“C’è un gruppo che complotta – afferma il rettore Domenico Laforgia – che vuole liberarsi di me per tornare all’Università del passato, quella del controllo sindacale, della gestione non trasparente, alla cancellazione dei principi di meritocrazia”

Il Rettore dell’Università del Salento Domenico Laforgia è stato insignito del titolo di Professor Honorabilis per altissimi meriti scientifici e didattici: è accaduto presso l’Università di Rzeszow, a Rzeszow, in Polonia, alla presenza del rettore Aleksander Bobko e di Marco Jakov, Professore per chiara fama dell’Università del Salento nonché Professore Onorario a Rzeszow.
«Sono contento che l’università polacca abbia riconosciuto la mia teoria scientifica – dichiara il rettore Laforgia – ed abbia voluto premiarla con tale titolo prestigioso di professore onorario. Titolo che da noi si dà raramente, che non è possibile dare al di fuori di certe logiche ministeriali.

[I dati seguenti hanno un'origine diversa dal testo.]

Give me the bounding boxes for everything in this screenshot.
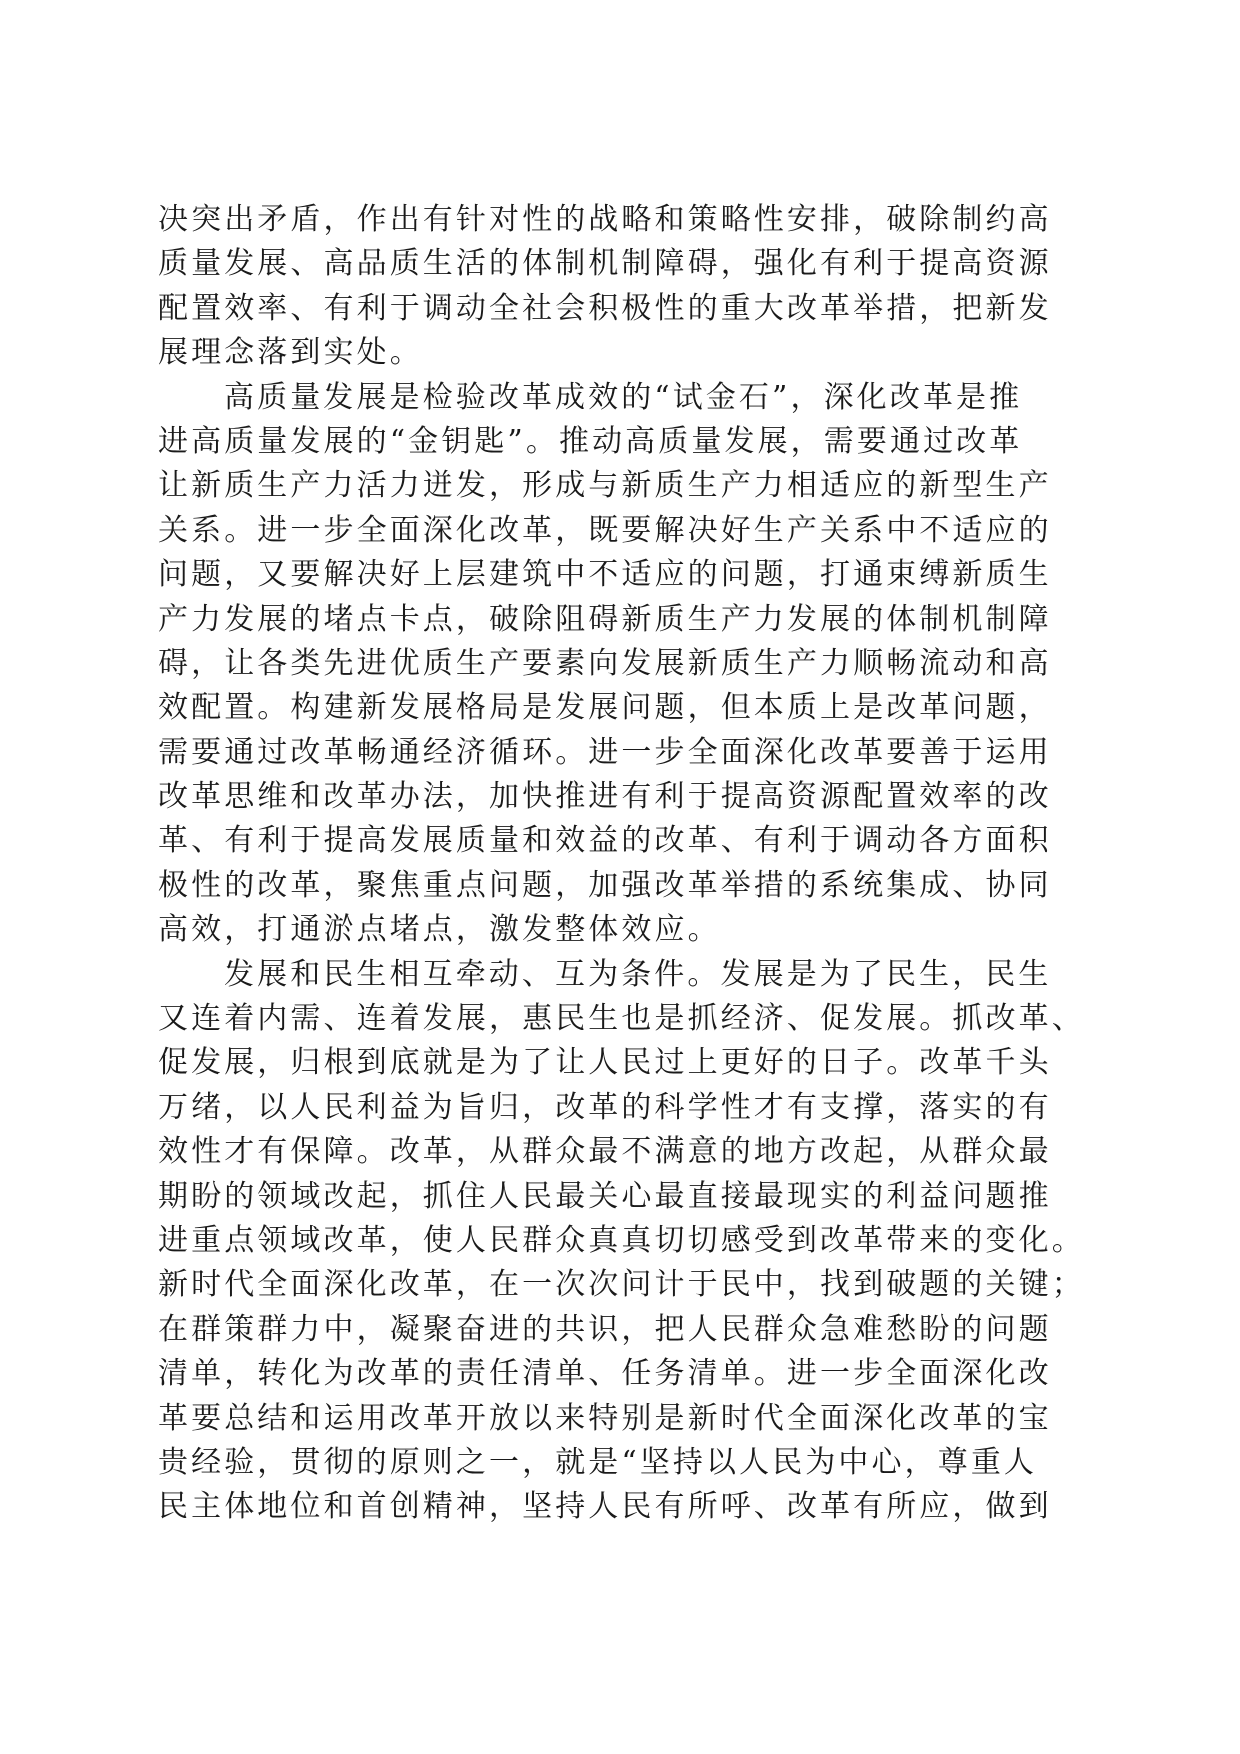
paragraph-2-line: 关系。进一步全面深化改革，既要解决好生产关系中不适应的: [158, 512, 1052, 548]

Una cosa che mi onora per il prestigio che comporta: sono davvero molto grato all’Università per questo premio».
Il primo Professor Honorabilis dell’Università di Rzeszow fu Papa Giovanni Paolo II, mentre un anno fa il Rettore Laforgia ha assegnato la laurea Honoris Causa proprio a Stanislaw Dziwisz, Segretario Particolare di Giovanni Paolo II.
Tra i presenti durante la cerimonia, il Console della Repubblica Italiana a Wroclaw Monika Kwiatosz, la Prof.ssa Barbara Wojciechowska, Direttore dei Master Europei dell’Unisalento, ed il Prof. Thomas Christiansen, Vicedirettore Master Europei. Una delegazione dell’Unisalento ha anche incontrato il Rettore della Vistula University Krzysztow Rybinski ed il Direttore Generale Arif Erkol, ed il Vice Ministro del Ministero delle Scienze e dell’Università della Repubblica di Polonia Daria Lipinska-Nalecz.
L’intenso programma di incontri e di scambio di intenti punta ad avvicinare ulteriormente i Paesi dell’Italia e della Polonia, a partire dagli stessi Master Europei dell’Unisalento. «Siamo disponibilissimi alla creazione di forme di collaborazione e cooperazione – dichiara il rettore Laforgia – che metta insieme risorse umane e attività di ricerca, per portare avanti progetti comuni. La possibilità di fare il doppio riconoscimento polacco-italiano su tali titoli di studio garantiscono un interscambio continuo di professori e studenti: le vere collaborazioni nascono bottom-up, è difficile che le operazioni top-down abbiano successo.»
La collaborazione Italia-Polonia, sempre più forte, si concretizzerà nell’intenso corso di studi dei Master Europei dell’Università del Salento, gli unici con tre sedi in Europa (Italia, Polonia, Bruxelles). A conclusione dell’anno accademico 2012, importanti novità sono in fase di definizione per l’anno 2013, tra cui un probabile allargamento anche alla Germania con un blocco di lezioni a Berlino. «Finora quella dei Master Europei si è dimostrata una buona esperienza, basata su un supporto importante della Regione e fortemente caratterizzata da studenti pugliesi. Ora occorre passare alla fase numero due, con una maggiore internazionalizzazione: occorre aumentarne l’appeal, renderli ancora più forti, in modo che possa accogliere studenti provenienti da tutta l’Europa, magari con un contributo dell’UE per potervi partecipare. Un ottimo modo per avere nuove opportunità lavorative in tutto il continente e per creare un network di amicizie interculturale».
Un ultimo cenno alla situazione legata all’attualità dell’Unisalento e alle vicende professionali del Rettore: «C’è un gruppo che complotta – afferma il rettore – che vuole liberarsi di me per tornare all’Università del passato, quella del controllo sindacale, della gestione non trasparente, alla cancellazione dei principi di meritocrazia. Non è un messaggio a me rivolto, bensì al prossimo rettore. Che dice chiaramente: se riusciamo a destabilizzare il rettore Laforgia chiunque dovrà fare patti con noi o non vivrà assolutamente un periodo tranquillo. Io assicuro che andrò avanti con il mio incarico, cercando di non pensare all’aggressione che sto vivendo».